24 HOURS AND THE LIGHTS START TO GO OUT. WHERE SHOULD WE BEGIN?
“Is it him?”
“Yeah, and the dude is damned good, but he’s made a big mistake this time.”
“I don’t understand,” Rausch said. “Did he hack into the NSA’s Twitter account?”
“That’s exactly what he’s done, and that’s how I’m going to find him,” Lundgren said. “He’s interlaced his own Tweets in amongst Fenniger’s. And he’s given us a warning.”
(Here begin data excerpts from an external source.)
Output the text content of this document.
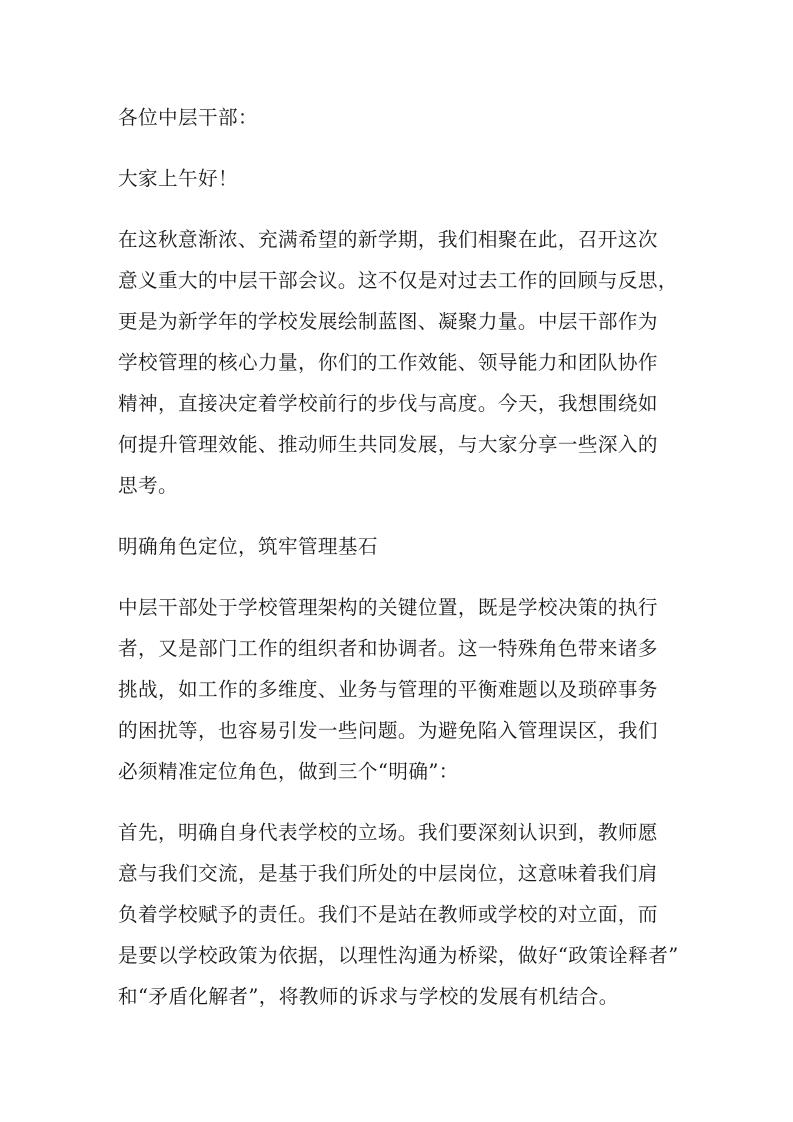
各位中层干部：

大家上午好！

在这秋意渐浓、充满希望的新学期，我们相聚在此，召开这次
意义重大的中层干部会议。这不仅是对过去工作的回顾与反思，
更是为新学年的学校发展绘制蓝图、凝聚力量。中层干部作为
学校管理的核心力量，你们的工作效能、领导能力和团队协作
精神，直接决定着学校前行的步伐与高度。今天，我想围绕如
何提升管理效能、推动师生共同发展，与大家分享一些深入的
思考。

明确角色定位，筑牢管理基石

中层干部处于学校管理架构的关键位置，既是学校决策的执行
者，又是部门工作的组织者和协调者。这一特殊角色带来诸多
挑战，如工作的多维度、业务与管理的平衡难题以及琐碎事务
的困扰等，也容易引发一些问题。为避免陷入管理误区，我们
必须精准定位角色，做到三个“明确”：

首先，明确自身代表学校的立场。我们要深刻认识到，教师愿
意与我们交流，是基于我们所处的中层岗位，这意味着我们肩
负着学校赋予的责任。我们不是站在教师或学校的对立面，而
是要以学校政策为依据，以理性沟通为桥梁，做好“政策诠释者”
和“矛盾化解者”，将教师的诉求与学校的发展有机结合。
“Blackouts?” Osborne said.
“You’ll see.”
ARMAGEDDON IS ABOUT TO FALL ON YOUR HEADS. ARE YOU READY, AMERICA?
“This was the first, just a few minutes ago,” Lundgren said. “Yesterday I set up a couple of search and recognize programs, to look for any sort of a threat to our grid. I tried to think like this bozo and I actually used the word Armageddon.” Lundgren looked up, grinning. “The guy’s a bigger jerk than me.”
“I need to call Washington,” Rausch said.
“Hold on a minute,” Lundgren said. “Anyway cell phones don’t work in here.”
“There’s more?” Osborne asked.
“Not a lot, but enough,” Lundgren said and he scrolled down several Tweets, past the twenty-four-hour warning to the next one.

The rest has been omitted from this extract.